Plus one of the following:

- Attenuation of progressive disease (adults):

- Severe and debilitating vaso-occlusive pain despite hydroxyurea or regular blood
transfusion therapy.

- Stroke and silent infarct; stroke or central nervous system event lasting more than 24
hours; MRI changes indicative of brain parenchyma damage and MRA evidence of
cerebrovascular disease.

- Recurrent acute chest syndrome requiring exchange hospitalization.

- Chronic lung disease as defined by progressive restrictive disease irrespective of
oxygen requirements.

- Chronic kidney disease, CKD stage II - IV

- Transfusion dépendent thalassemia

RECIPIENT EXCLUSION CRITERIA:

- Poor performance status (ECOG>1).

- Poor cardiac function: left ventricular ejection fraction<35%.

- Poor pulmonary function: FEV1 and FVC<40% predicted.

- Pulmonary hypertension moderate to severe by echocardiographic standards.

- Poor liver function: direct bilirubin >3.1 mg/dl

- HIV-positive

- Minor (donor anti-recipient) ABO incompatibility if an ABO compatible donor is
available.

- Prior transfusions from donor or recipient if caused alloimmunization vs. donor cells.

- Women of childbearing potential who currently are pregnant (Beta-HCG+) or who are not
practicing adequate contraception.

- Patients who have any debilitating medical or psychiatric illness that would preclude
their giving informed consent or their receiving optimal treatment and follow-up.
However, patients with history of stroke and significant cognitive deficit,that would
preclude giving informed consent or assent will not be excluded, if they have a family
member or significant other with Power of Attorney to also consent of their behalf.

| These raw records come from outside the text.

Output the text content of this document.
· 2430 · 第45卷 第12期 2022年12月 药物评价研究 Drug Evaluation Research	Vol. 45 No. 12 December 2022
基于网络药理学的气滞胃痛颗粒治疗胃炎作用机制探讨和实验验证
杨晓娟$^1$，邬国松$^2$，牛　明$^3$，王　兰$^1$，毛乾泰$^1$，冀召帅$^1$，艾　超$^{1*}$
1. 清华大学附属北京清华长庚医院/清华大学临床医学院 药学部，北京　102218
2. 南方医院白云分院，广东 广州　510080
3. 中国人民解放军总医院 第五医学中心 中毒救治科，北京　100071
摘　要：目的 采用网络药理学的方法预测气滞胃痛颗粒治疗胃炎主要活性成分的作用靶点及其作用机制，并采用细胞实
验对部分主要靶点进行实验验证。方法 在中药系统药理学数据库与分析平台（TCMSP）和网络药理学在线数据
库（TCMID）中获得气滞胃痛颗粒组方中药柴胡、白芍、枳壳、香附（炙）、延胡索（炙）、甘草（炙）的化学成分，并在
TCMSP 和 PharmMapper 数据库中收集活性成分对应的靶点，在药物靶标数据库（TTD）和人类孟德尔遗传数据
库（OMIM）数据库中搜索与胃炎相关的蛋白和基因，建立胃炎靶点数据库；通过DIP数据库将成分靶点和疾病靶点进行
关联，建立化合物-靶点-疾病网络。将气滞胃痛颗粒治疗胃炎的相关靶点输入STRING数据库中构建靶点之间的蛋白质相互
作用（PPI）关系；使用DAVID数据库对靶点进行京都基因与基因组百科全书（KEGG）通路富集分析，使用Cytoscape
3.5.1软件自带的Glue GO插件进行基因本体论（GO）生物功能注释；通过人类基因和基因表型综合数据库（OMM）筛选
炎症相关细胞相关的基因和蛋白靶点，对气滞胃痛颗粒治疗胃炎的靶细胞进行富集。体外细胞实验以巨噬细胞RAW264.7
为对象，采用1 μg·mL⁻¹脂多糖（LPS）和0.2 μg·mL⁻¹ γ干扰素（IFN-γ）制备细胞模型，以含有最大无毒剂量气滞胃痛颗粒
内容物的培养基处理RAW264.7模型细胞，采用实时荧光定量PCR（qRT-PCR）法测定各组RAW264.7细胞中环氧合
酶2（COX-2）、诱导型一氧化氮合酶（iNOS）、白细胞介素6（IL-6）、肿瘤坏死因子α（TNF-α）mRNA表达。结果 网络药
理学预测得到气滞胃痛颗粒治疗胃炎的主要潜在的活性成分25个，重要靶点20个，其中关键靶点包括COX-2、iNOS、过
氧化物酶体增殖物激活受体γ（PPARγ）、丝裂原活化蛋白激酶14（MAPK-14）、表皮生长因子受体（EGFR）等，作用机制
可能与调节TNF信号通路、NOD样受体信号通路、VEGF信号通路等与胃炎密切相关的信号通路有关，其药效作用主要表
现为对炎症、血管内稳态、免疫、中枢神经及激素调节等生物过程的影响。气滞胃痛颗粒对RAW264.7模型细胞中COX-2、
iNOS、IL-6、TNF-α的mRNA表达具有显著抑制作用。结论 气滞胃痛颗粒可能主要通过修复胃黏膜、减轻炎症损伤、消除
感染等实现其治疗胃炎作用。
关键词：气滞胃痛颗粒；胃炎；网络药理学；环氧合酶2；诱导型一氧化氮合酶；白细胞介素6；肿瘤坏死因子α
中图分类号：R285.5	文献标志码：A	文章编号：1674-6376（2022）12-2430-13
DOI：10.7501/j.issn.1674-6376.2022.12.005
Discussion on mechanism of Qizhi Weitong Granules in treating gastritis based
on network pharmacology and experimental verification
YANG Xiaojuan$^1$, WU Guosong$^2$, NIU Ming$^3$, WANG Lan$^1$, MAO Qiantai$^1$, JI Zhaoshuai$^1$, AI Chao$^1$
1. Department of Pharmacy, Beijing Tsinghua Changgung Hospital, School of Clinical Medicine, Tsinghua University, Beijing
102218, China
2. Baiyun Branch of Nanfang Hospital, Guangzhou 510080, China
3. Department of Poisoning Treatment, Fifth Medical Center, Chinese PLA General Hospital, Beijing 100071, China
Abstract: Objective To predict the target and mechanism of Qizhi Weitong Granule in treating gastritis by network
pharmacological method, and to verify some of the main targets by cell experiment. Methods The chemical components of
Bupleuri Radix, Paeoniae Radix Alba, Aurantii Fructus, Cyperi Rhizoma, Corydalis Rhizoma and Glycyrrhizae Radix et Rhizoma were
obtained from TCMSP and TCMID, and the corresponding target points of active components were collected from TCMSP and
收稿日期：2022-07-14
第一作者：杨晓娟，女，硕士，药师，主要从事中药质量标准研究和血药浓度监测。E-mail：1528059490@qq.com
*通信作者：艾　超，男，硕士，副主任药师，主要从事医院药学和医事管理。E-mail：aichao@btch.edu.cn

CRITERIA FOR DONOR ELIGIBILITY:

- Weight ≥ 20kg and age ≥ 18 years or per institutional guidelines

- Donors must meet the selection criteria as defined by the Foundation for the
Accreditation of Hematopoietic Cell Therapy (FAHCT) and will be screened per the
American Association of Blood Banks (AABB). (AABB guidelines and the recipients will
be informed of any deviations.)

- HLA-haploidentical first-degree relatives of the patient. Participants must be HLA
typed at high resolution using DNA based typing at HLA-A, -B, -C and DRB1 and have
available: An HLA haploidentical first degree relative donor (parents, siblings or
half siblings, or children) with 2, 3, or 4 (out of 8) HLA-mismatches who is willing
and able to donate bone marrow. A unidirectional mismatch in either the graft versus
host or host versus graft direction is considered a mismatch. The donor and recipient
must be HLA identical for at least one antigen (using high resolution DNA based
typing) at the following genetic loci: HLA-A, HLA-B, HLA-C, and HLA-DRB1. Fulfillment
of this criterion shall be considered sufficient evidence that the donor and recipient
share one HLA haplotype, and typing of additional family members is not required.

When more than one donor is available, the donor with the lowest number of HLA allele
mismatches will be chosen, unless there is HLA cross-match incompatibility or a medical
reason to select otherwise, in which case donor selection is the responsibility of the PI,
in consultation with the immunogenetics laboratory. In cases where there is more than one
donor with the least degree of mismatch, donors will be selected based on the most
favorable combination of:

- HLA compatibility in cross-match testing and

- ABO compatibility

- Donor age <40 years

- Avoid female donors for male recipients and

- Avoid CMV mismatched donor-recipient transplants:

HLA cross-matching (in order of priority):

- Mutually compatible (no cross-matching antibodies)

- Recipient non-cross-reactive with donor, donor cross-reactive with recipient

- Mutually cross-reactive

ABO compatibility (in order of priority):

- Compatible

- Major incompatibility

- Minor incompatibility

- Major and minor incompatibility

- Donors will be selected to minimize HLA mismatch in the Host-versus-graft direction.

- Donors fulfilling the following criteria are ineligible for registration onto this
study:

- All donors will be screened by hemoglobin electrophoresis; donors with a clinically
significant hemoglobinopathy are ineligible. Sickle trait is acceptable.